First, if you ask any experienced self-publisher what is the best way to grow a network, they will almost always tell you to start blogging. Seriously. You get to practice writing skills, explore new concepts, engage in dialogue with other writers, and meet new writing buddies. And, once people know about your blog and all the cool stuff on it, they are more interested in the other writing you do.

Image result for social mediaNext, use social media. This was a hard one for me, and I’m still not great at it. I had to figure out that on Facebook, images are more likely to catch people’s attention than plain text. I had to track down public domain gifs for Twitter. I had to learn exactly what a hashtag is (and why one always precedes “majestic thorin”). However, it’s starting to pay off. I’ve met other authors and fans, and we share the word about each others’ favorite books. Win-win!

Try Goodreads. If you’re an avid reader, you probably have some experience with this database of books and authors. But did you know that Goodreads also has an author program? Authors can sign up for an account (and link it to Amazon) and upload their own books. This way, you can get word of your book right to your intended audience: real readers. Besides marketing, you can write book reviews of your old favorite classics, search for other authors and books, meet other story enthusiasts, and keep a record of your most recent reads. (Check out the links below.)

Then you can do giveaways. You probably know what these are; I recently did one for Alen’s War. Rafflecopter (see below) is my favorite tool, but I know of other favorites among bloggers. You sign up for a free account- upgrades available- and create your own giveaways, which can be embedded in your blog and shared on social media. The best part? Rafflecopter automatically collects information and chooses winners for you, and all you have to do is send them the prize.

Chat on forums. Introverts, this isn’t as scary as you think, and that is coming from one of the most socially awkward masterminds on the internet. In a forum, you can chat about the things you have in common, discover new interests, argue politely about ideas, and ask for writing advice when you’re stuck. Besides, chatting with other writers is fun once you get to know everyone. (Christian teens, I’d start with the KingdomPen forums- see below.)

Image result for five stars

Ask for reviews. This doesn’t mean you have to chase readers down waving bayonets and torches; just ask your readers to leave you a quick review. For example, when you send an ebook to a giveaway winner, ask them to share their thoughts on Amazon or Goodreads. Or reach out to your blogging friends and let them know about your awesome book (which they might have helped you edit). Readers- fantasy fans in particular- are usually quite willing to rave about a book they loved, and they just need a reminder to tell their friends.
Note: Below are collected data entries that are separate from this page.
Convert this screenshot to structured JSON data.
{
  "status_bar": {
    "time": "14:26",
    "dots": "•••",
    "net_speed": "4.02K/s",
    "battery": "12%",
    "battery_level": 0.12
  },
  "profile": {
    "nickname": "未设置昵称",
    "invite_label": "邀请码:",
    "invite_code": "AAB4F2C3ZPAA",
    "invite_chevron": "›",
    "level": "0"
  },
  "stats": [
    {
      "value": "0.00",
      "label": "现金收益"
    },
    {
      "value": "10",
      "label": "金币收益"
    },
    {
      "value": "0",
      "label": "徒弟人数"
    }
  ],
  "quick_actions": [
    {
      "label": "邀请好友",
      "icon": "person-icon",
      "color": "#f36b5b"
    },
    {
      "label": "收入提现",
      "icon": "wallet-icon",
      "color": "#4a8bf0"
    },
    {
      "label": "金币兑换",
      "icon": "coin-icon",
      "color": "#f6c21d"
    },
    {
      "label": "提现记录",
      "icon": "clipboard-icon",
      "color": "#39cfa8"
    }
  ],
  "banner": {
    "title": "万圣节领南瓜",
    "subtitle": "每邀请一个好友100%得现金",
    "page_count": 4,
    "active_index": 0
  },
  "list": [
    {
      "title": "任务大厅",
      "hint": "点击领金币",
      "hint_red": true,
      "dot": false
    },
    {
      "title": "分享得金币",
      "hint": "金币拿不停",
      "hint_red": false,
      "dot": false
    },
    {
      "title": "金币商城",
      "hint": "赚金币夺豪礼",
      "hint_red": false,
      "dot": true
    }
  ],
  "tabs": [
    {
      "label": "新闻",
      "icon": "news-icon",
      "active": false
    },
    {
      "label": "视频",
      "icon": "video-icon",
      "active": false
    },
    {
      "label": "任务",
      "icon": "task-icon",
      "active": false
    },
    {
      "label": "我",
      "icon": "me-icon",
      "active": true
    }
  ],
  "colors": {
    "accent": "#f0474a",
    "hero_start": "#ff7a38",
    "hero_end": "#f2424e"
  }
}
Finally, you can use writing networks. This includes sites like Figment, Wattpad, and CritiqueCircle. We talked about this a few weeks ago. With an account, you can submit stories for critiques and reviews from fellow writers, making friends and editing your work at the same time. Of course, you shouldn’t use these databases as your summer reading list, but you can definitely improve your writing and critiquing skills. Full confession: I’m not very good at this sort of thing yet, but I’m learning. Go ask writefury or Sarah Spradlin for more advice on networks.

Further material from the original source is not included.